Ausgebeutete Unternehmer. Die während des Krankenstandes naturgemäß weiterlaufenden Löhne und Gehälter zahlt übrigens nicht die Sozialversicherung, sondern der Arbeitgeber. Bis zur sechsten Woche voll, danach für mindestens vier weitere Wochen den halben Lohn. Das kann vor allem für kleinere Unternehmen zu einer ernsthaften ökonomischen Belastung führen.
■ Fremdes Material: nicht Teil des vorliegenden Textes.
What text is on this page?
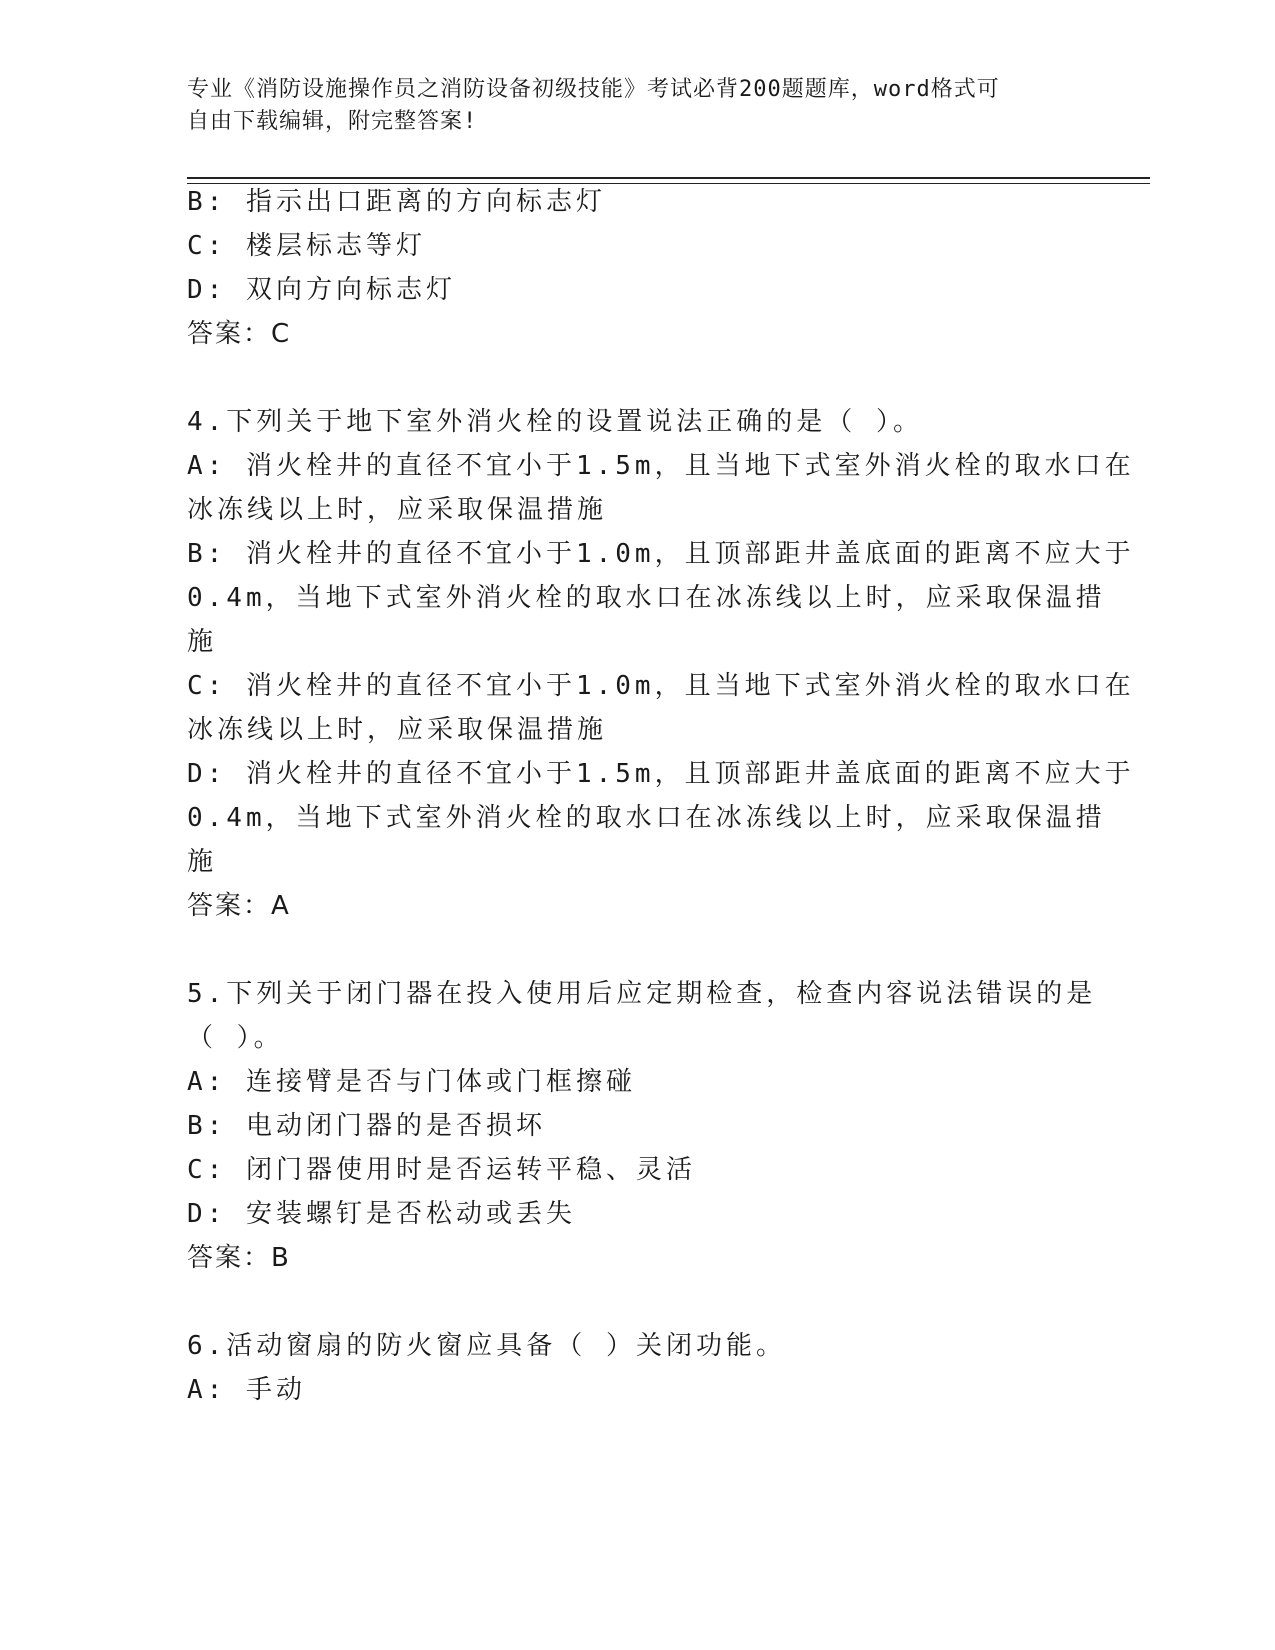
专业《消防设施操作员之消防设备初级技能》考试必背200题题库，word格式可
自由下载编辑，附完整答案!

B: 指示出口距离的方向标志灯

C: 楼层标志等灯

D: 双向方向标志灯

答案：C

4.下列关于地下室外消火栓的设置说法正确的是（ ）。

A: 消火栓井的直径不宜小于1.5m，且当地下式室外消火栓的取水口在

冰冻线以上时，应采取保温措施

B: 消火栓井的直径不宜小于1.0m，且顶部距井盖底面的距离不应大于

0.4m，当地下式室外消火栓的取水口在冰冻线以上时，应采取保温措

施

C: 消火栓井的直径不宜小于1.0m，且当地下式室外消火栓的取水口在

冰冻线以上时，应采取保温措施

D: 消火栓井的直径不宜小于1.5m，且顶部距井盖底面的距离不应大于

0.4m，当地下式室外消火栓的取水口在冰冻线以上时，应采取保温措

施

答案：A

5.下列关于闭门器在投入使用后应定期检查，检查内容说法错误的是

（ ）。

A: 连接臂是否与门体或门框擦碰

B: 电动闭门器的是否损坏

C: 闭门器使用时是否运转平稳、灵活

D: 安装螺钉是否松动或丢失

答案：B

6.活动窗扇的防火窗应具备（ ）关闭功能。

A: 手动
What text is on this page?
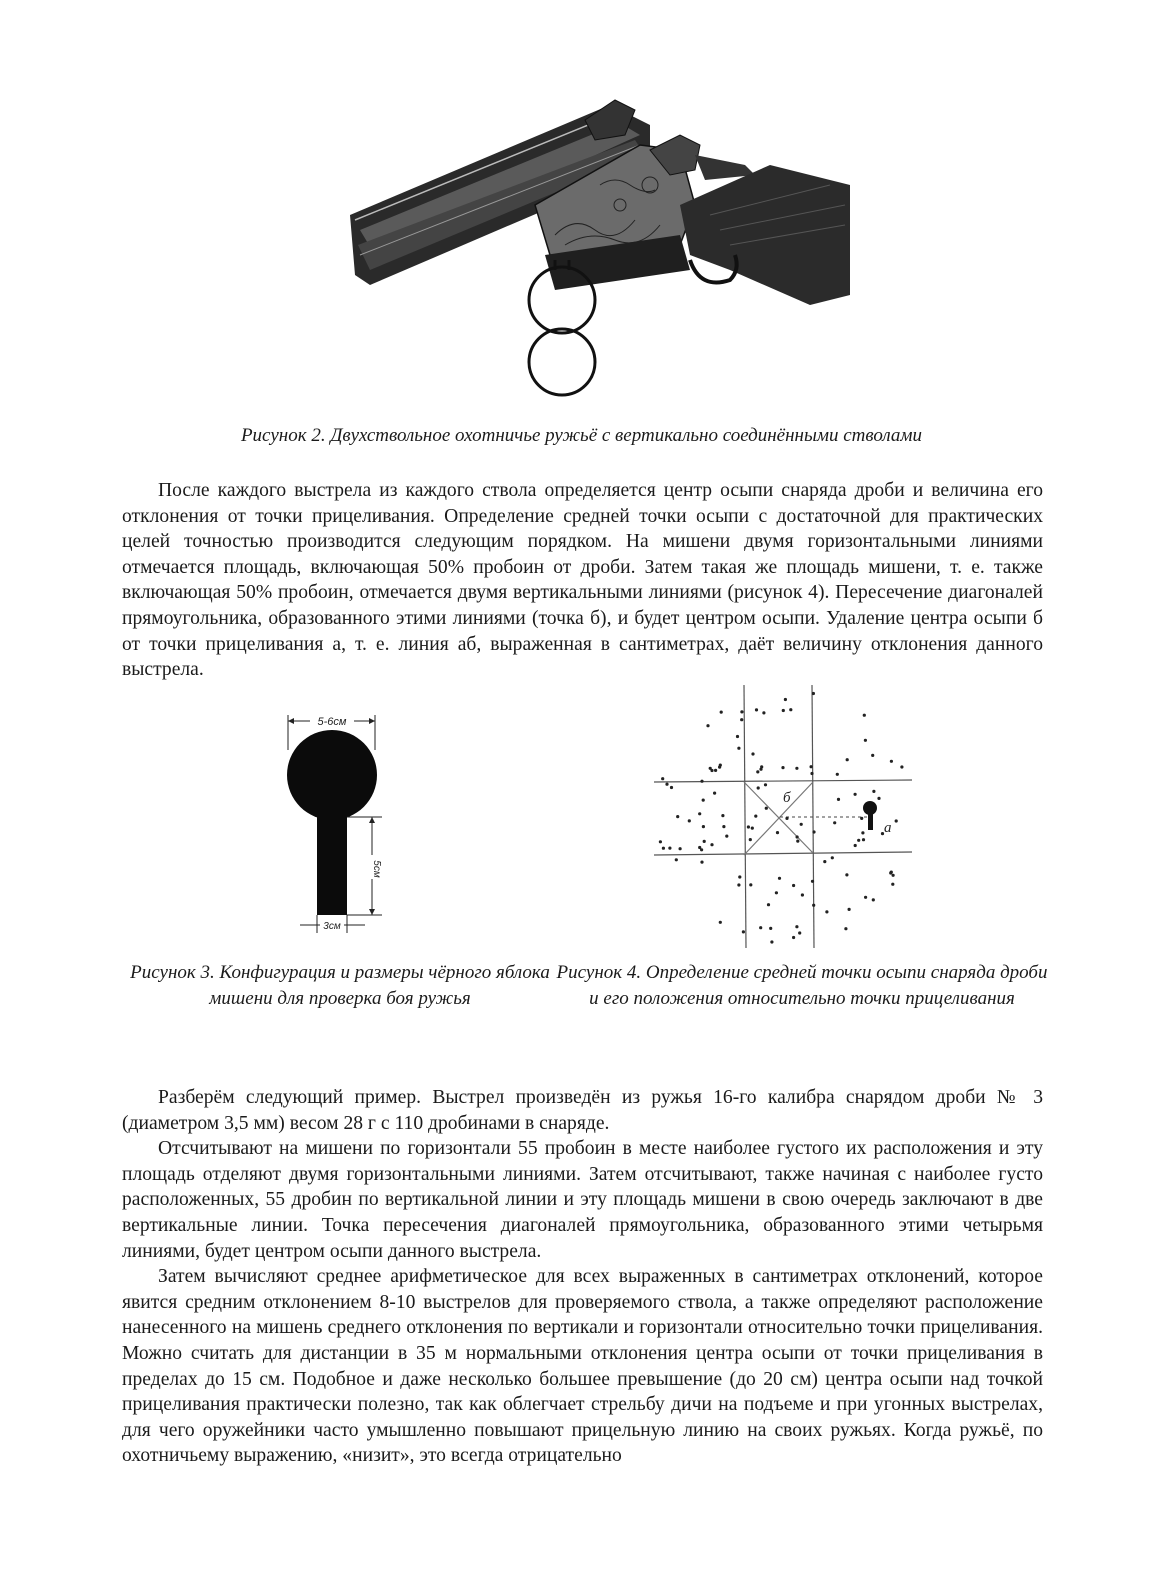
Рисунок 2. Двухствольное охотничье ружьё с вертикально соединёнными стволами

После каждого выстрела из каждого ствола определяется центр осыпи снаряда дроби и величина его отклонения от точки прицеливания. Определение средней точки осыпи с достаточной для практических целей точностью производится следующим порядком. На мишени двумя горизонтальными линиями отмечается площадь, включающая 50% пробоин от дроби. Затем такая же площадь мишени, т. е. также включающая 50% пробоин, отмечается двумя вертикальными линиями (рисунок 4). Пересечение диагоналей прямоугольника, образованного этими линиями (точка б), и будет центром осыпи. Удаление центра осыпи б от точки прицеливания а, т. е. линия аб, выраженная в сантиметрах, даёт величину отклонения данного выстрела.

5-6см
5см
3см
б
а
Рисунок 3. Конфигурация и размеры чёрного яблока мишени для проверка боя ружья
Рисунок 4. Определение средней точки осыпи снаряда дроби и его положения относительно точки прицеливания

Разберём следующий пример. Выстрел произведён из ружья 16-го калибра снарядом дроби № 3 (диаметром 3,5 мм) весом 28 г с 110 дробинами в снаряде.

Отсчитывают на мишени по горизонтали 55 пробоин в месте наиболее густого их расположения и эту площадь отделяют двумя горизонтальными линиями. Затем отсчитывают, также начиная с наиболее густо расположенных, 55 дробин по вертикальной линии и эту площадь мишени в свою очередь заключают в две вертикальные линии. Точка пересечения диагоналей прямоугольника, образованного этими четырьмя линиями, будет центром осыпи данного выстрела.

Затем вычисляют среднее арифметическое для всех выраженных в сантиметрах отклонений, которое явится средним отклонением 8-10 выстрелов для проверяемого ствола, а также определяют расположение нанесенного на мишень среднего отклонения по вертикали и горизонтали относительно точки прицеливания. Можно считать для дистанции в 35 м нормальными отклонения центра осыпи от точки прицеливания в пределах до 15 см. Подобное и даже несколько большее превышение (до 20 см) центра осыпи над точкой прицеливания практически полезно, так как облегчает стрельбу дичи на подъеме и при угонных выстрелах, для чего оружейники часто умышленно повышают прицельную линию на своих ружьях. Когда ружьё, по охотничьему выражению, «низит», это всегда отрицательно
Was freilich nichts daran ändert, dass die Parteien unmittelbar vor den Feierlichkeiten zum 1. Mai jede Menge Ideen haben, wie die staatlichen Sozialleistungen auszubauen wären. Vor allem jene, die von den Unternehmern zu bezahlen sind. Während sich die ÖVP für einen Ausbau des Pflegeurlaubs einsetzt, orten die Sozialdemokraten anderorts Schutzbedarf. Etwa bei Mitarbeiterinnen, die während der Probezeit oder vor Auslaufen eines befristeten Vertrags schwanger werden. Wird der Arbeitsvertrag in diesem Fall nicht verlängert, sollen künftig die Unternehmer nachweisen müssen, dass das nichts mit der freudigen Erwartung der Dienstnehmerin zu tun hat.

Das ist bestimmt gut gemeint. Aber vielleicht wäre es nicht schlecht, sich einmal eingehend mit der Frage zu beschäftigen, wie viel Schutz die Bevölkerung eigentlich verträgt. Bevor insbesondere kleinere Unternehmen merken, dass es männliche und weibliche Bewerber gibt. Was wiederum dazu führen könnte, dass die eigentlich zu Beschützenden zu den ersten Opfern ihrer Beschützer zählen. Was man freilich so nicht sagen sollte. (“Presse”)

 

  1. 29. April 2012, 10:41 | #1

    Die Löhne und Gehälter der Wiener Gemeindebediensteten zahlt eh nur der Steuerzahler. Also rauf mit den Steuern! ;-)

  2. Thomas Holzer
    29. April 2012, 11:18 | #2

    Also bitte: die OEVP tritt doch seit neuester Zeit auch für ein von den Arbeitgebern zu bezahlendes Jahrsticket der Öffis für jeden Mitarbeiter ein.

  3. Behaimb
    29. April 2012, 12:57 | #3

    @Thomas Holzer
    Die ÖVP ist heute doch längst dem Anspruch und der Mehrheit nach eine Arbeitnehmerpartei. Das zeigt allein die Dominanz von ÖAAB und schwarzer Gewerkschaft gegenüber Wirtschaftsbund und Bauern.

  4. Thomas Holzer
    29. April 2012, 14:58 | #4

    @Behaimb
    Genau so wie CDU in Deutschland; sie sammeln sich alle links der Mitte, und versuchen erfolglos den Sozialisten/Sozialdemokraten den Rang abzulaufen.
    Etatisten aller Länder vereinigt euch, sollte es im 21.Jhdt heißen

  5. Hollandrad
    29. April 2012, 21:26 | #5

    @Thomas Holzer

    Kleine Richtigstellung: Niemand verlangt, dass Arbeitgeber so eine Fahrkarte zahlen müssen. Es geht lediglich darum, dass die Fahrkarte, wenn sie zur Verfügung gestellt wird, nicht als Sachleistung versteuert werden muss. Damit soll ein Ausgleich für die steuerliche Förderung des Auto-Pendelns geschaffen werden.

  6. Johan Haderer
    29. April 2012, 21:38 | #6

    The Economist bringts schön auf den Punkt:
    http://www.economist.com/blogs/graphicdetail/2011/12/daily-chart-2

    The Idlers…

  7. Der Wanderer
    29. April 2012, 23:07 | #7

    Dann kommt wieder das große Wehklagen, die Firmen stellen keine Frauen ein. Sie wollen sich nicht ausnützen lassen, böse Firmen.